In his absence, the Lakers were swept by the San Antonio Spurs in the first round of the playoffs but have since managed to survive the first six weeks of this season without him, winning 10 of 19 games.
There will be an initial adjustment period as Bryant looks to finds his legs after such a long layoff. He'll need to fit his game into a team that has thrived on sharing the ball.
Last season Bryant took 20.4 shots a game but he also tied his career high with 6.0 assists.
Bryant's shot attempts should dip, assuming Coach Mike D'Antoni shrinks his minutes from last season's 38.5 a night. With Steve Nash (back) and Jordan Farmar (hamstring) sidelined, Bryant may need to be more of a facilitator until the team gets back to full strength.

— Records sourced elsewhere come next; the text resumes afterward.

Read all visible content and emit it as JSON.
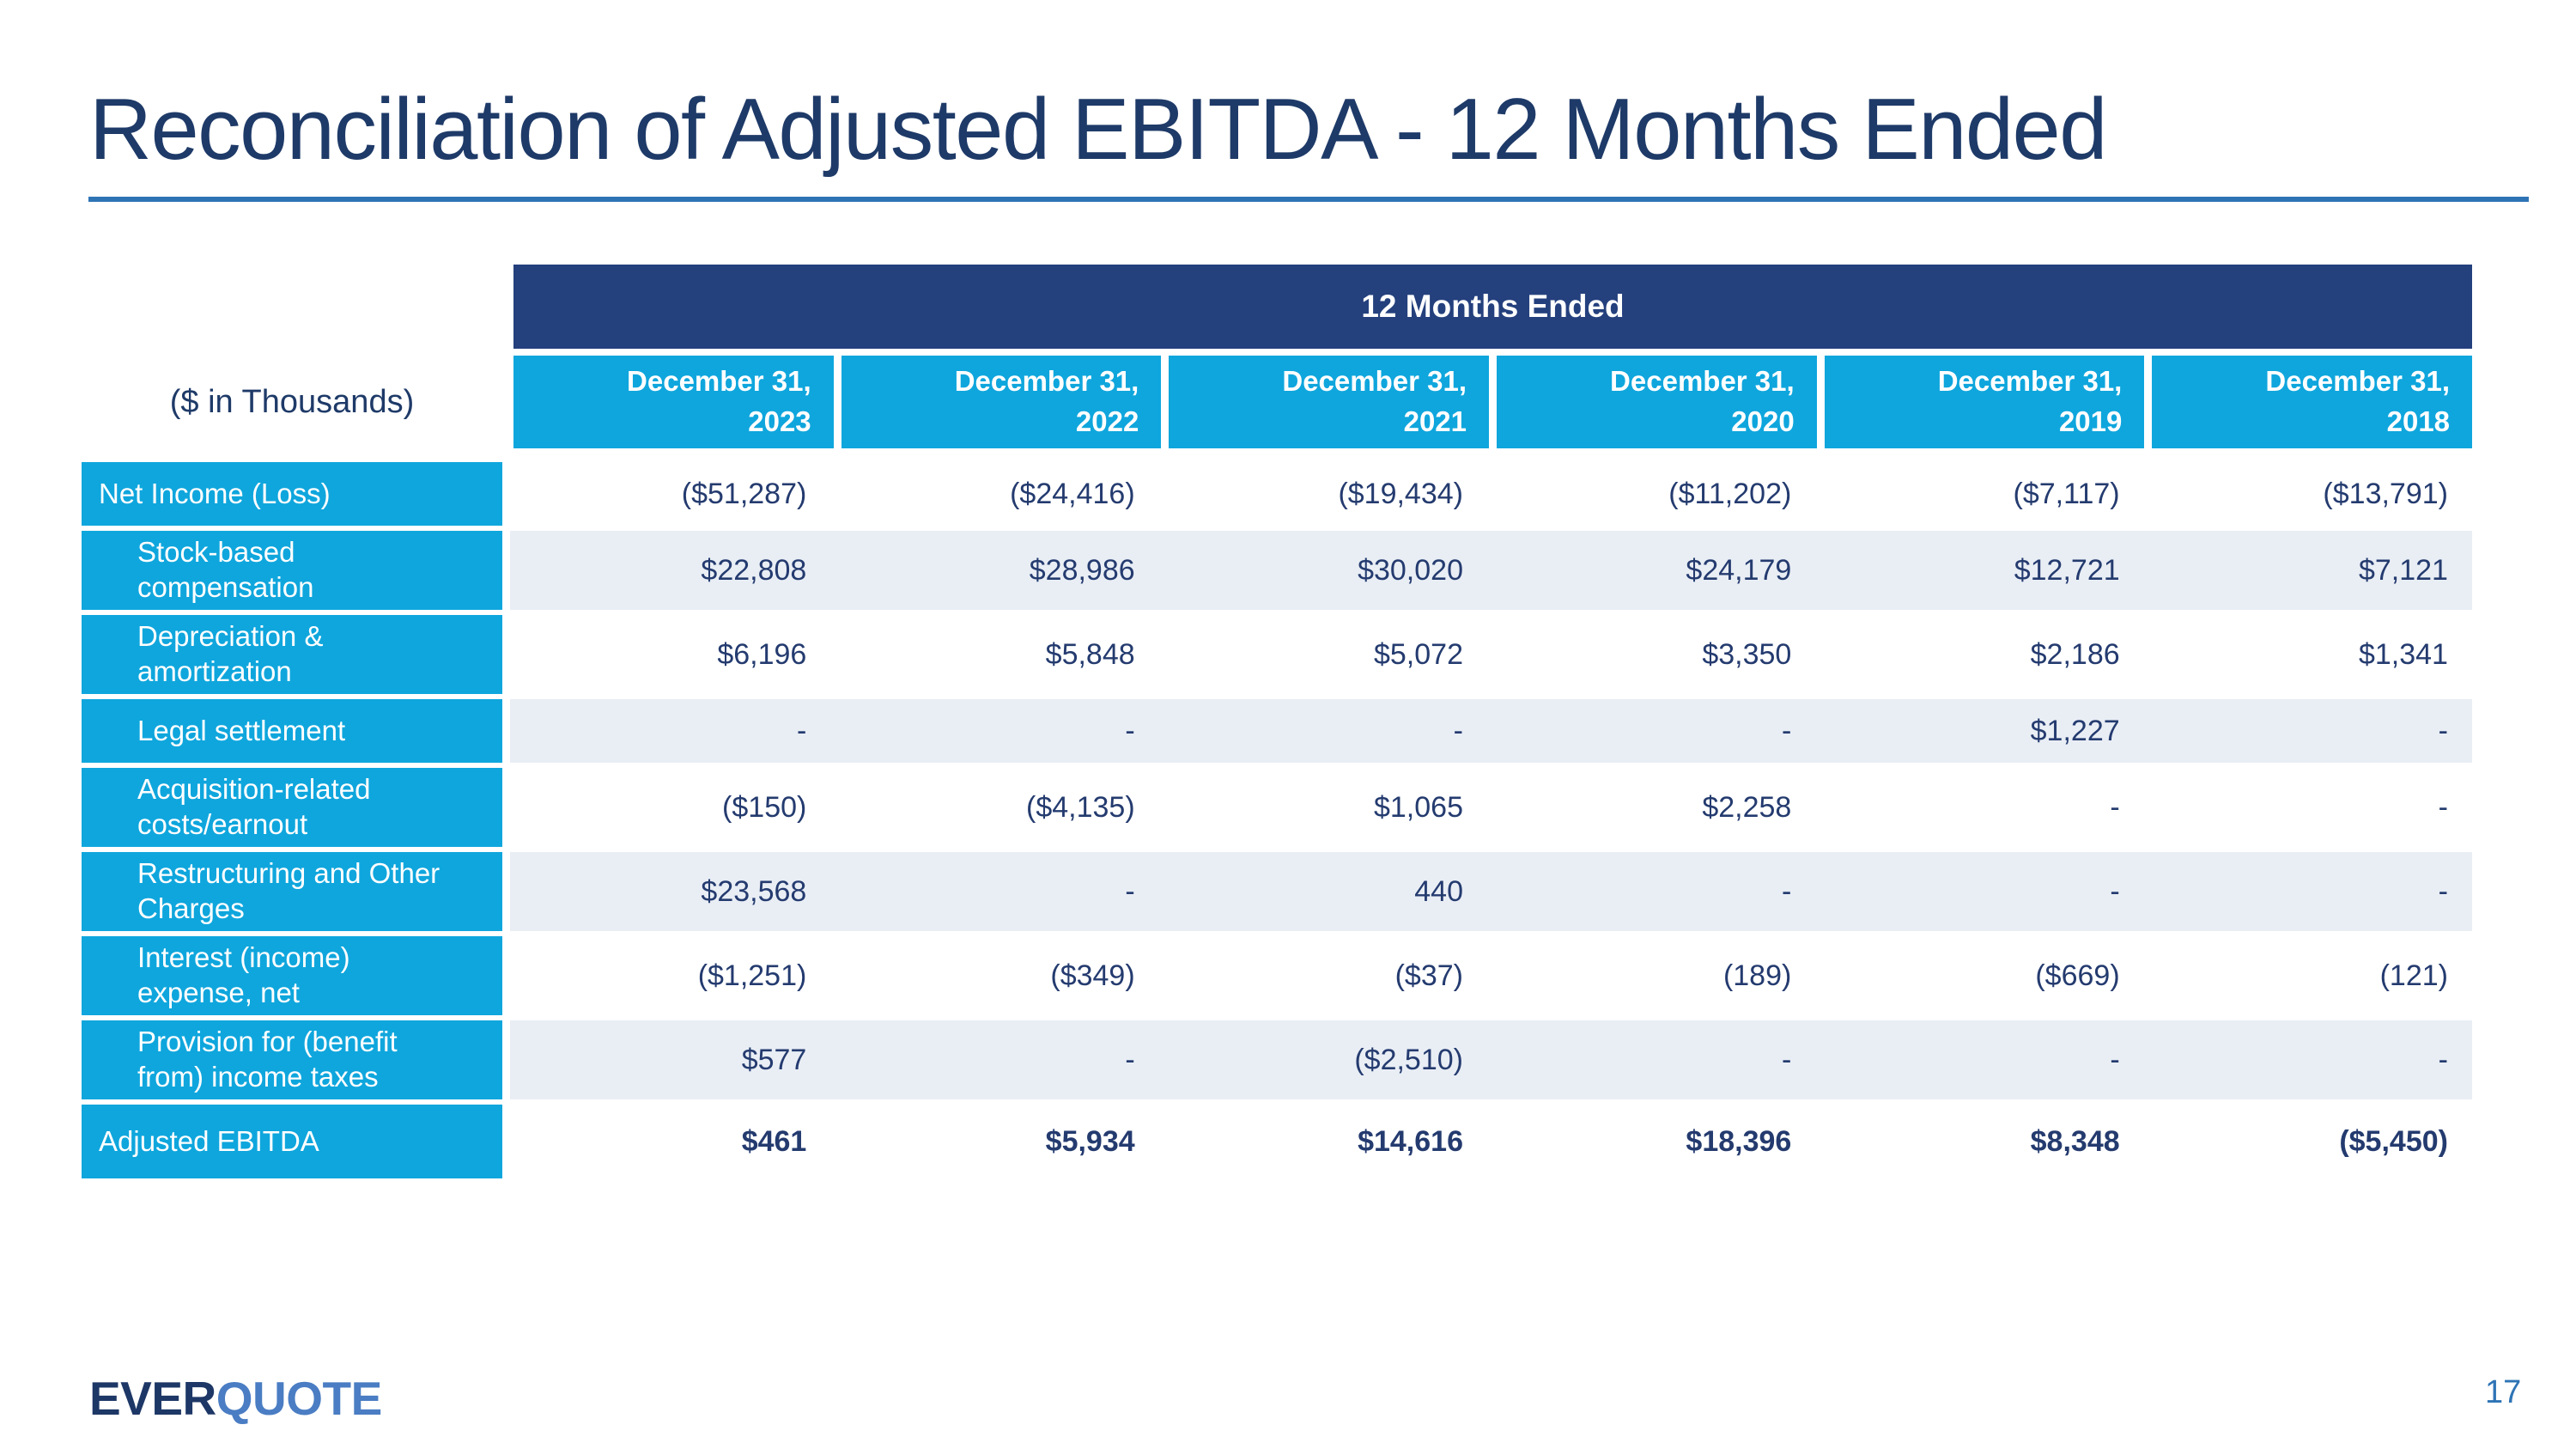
{
  "slide": {
    "title": "Reconciliation of Adjusted EBITDA - 12 Months Ended",
    "page_number": "17",
    "logo": {
      "part1": "EVER",
      "part2": "QUOTE"
    }
  },
  "table": {
    "units_label": "($ in Thousands)",
    "span_header": "12 Months Ended",
    "columns": [
      "December 31,\n2023",
      "December 31,\n2022",
      "December 31,\n2021",
      "December 31,\n2020",
      "December 31,\n2019",
      "December 31,\n2018"
    ],
    "rows": [
      {
        "label": "Net Income (Loss)",
        "indent": false,
        "bold": false,
        "values": [
          "($51,287)",
          "($24,416)",
          "($19,434)",
          "($11,202)",
          "($7,117)",
          "($13,791)"
        ]
      },
      {
        "label": "Stock-based\ncompensation",
        "indent": true,
        "bold": false,
        "values": [
          "$22,808",
          "$28,986",
          "$30,020",
          "$24,179",
          "$12,721",
          "$7,121"
        ]
      },
      {
        "label": "Depreciation &\namortization",
        "indent": true,
        "bold": false,
        "values": [
          "$6,196",
          "$5,848",
          "$5,072",
          "$3,350",
          "$2,186",
          "$1,341"
        ]
      },
      {
        "label": "Legal settlement",
        "indent": true,
        "bold": false,
        "values": [
          "-",
          "-",
          "-",
          "-",
          "$1,227",
          "-"
        ]
      },
      {
        "label": "Acquisition-related\ncosts/earnout",
        "indent": true,
        "bold": false,
        "values": [
          "($150)",
          "($4,135)",
          "$1,065",
          "$2,258",
          "-",
          "-"
        ]
      },
      {
        "label": "Restructuring and Other\nCharges",
        "indent": true,
        "bold": false,
        "values": [
          "$23,568",
          "-",
          "440",
          "-",
          "-",
          "-"
        ]
      },
      {
        "label": "Interest (income)\nexpense, net",
        "indent": true,
        "bold": false,
        "values": [
          "($1,251)",
          "($349)",
          "($37)",
          "(189)",
          "($669)",
          "(121)"
        ]
      },
      {
        "label": "Provision for (benefit\nfrom) income taxes",
        "indent": true,
        "bold": false,
        "values": [
          "$577",
          "-",
          "($2,510)",
          "-",
          "-",
          "-"
        ]
      },
      {
        "label": "Adjusted EBITDA",
        "indent": false,
        "bold": true,
        "values": [
          "$461",
          "$5,934",
          "$14,616",
          "$18,396",
          "$8,348",
          "($5,450)"
        ]
      }
    ]
  },
  "colors": {
    "header_navy": "#24407d",
    "accent_cyan": "#0fa6dd",
    "stripe_blue_gray": "#e9eef5",
    "rule_blue": "#2e74b5",
    "title_navy": "#1e3a68",
    "value_navy": "#243b6f",
    "logo_navy": "#1d3766",
    "logo_blue": "#4a7dc3"
  }
}
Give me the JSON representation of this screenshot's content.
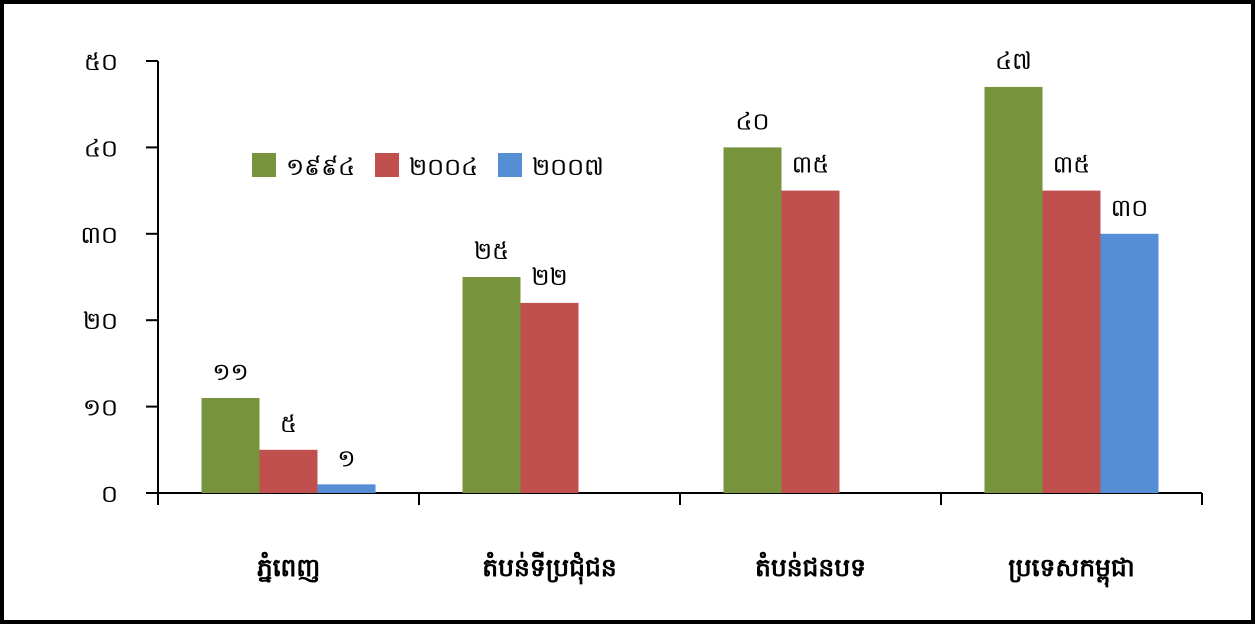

Later in the season, the Lakers may need Bryant to be a scorer first -- but now, he needs to be one of the team's top playmakers.
Steve Blake is averaging a team-high 7.8 assists per game. Nash (4.8 assists) and Farmar (4.4) aren't available.
Bryant's return will naturally result in dips for most Lakers, starting with minutes. If Xavier Henry, Jodie Meeks and Nick Young lose seven minutes each, that's 21 for Bryant -- probably nine short of what he'll need.
Nine Lakers average at least 8.3 points a game, starting with Chris Kaman, who is currently out of the rotation (while battling back issues).
Pau Gasol (14.5 a night) and Young (14.2) are the team's leading scorers with Meeks right behind at 13.5.
As a team, the Lakers have shot 44.1% from the field and 40.7% from three-point range in Bryant's absence. The Lakers also average 24.1 assists with 14.7 turnovers.
The Lakers managing a 10-9 record without Bryant was impressive, but that's not a playoff pace.
Once the initial adjustment period to Bryant's return is worked through, the Lakers should be able to climb in the Western Conference standings.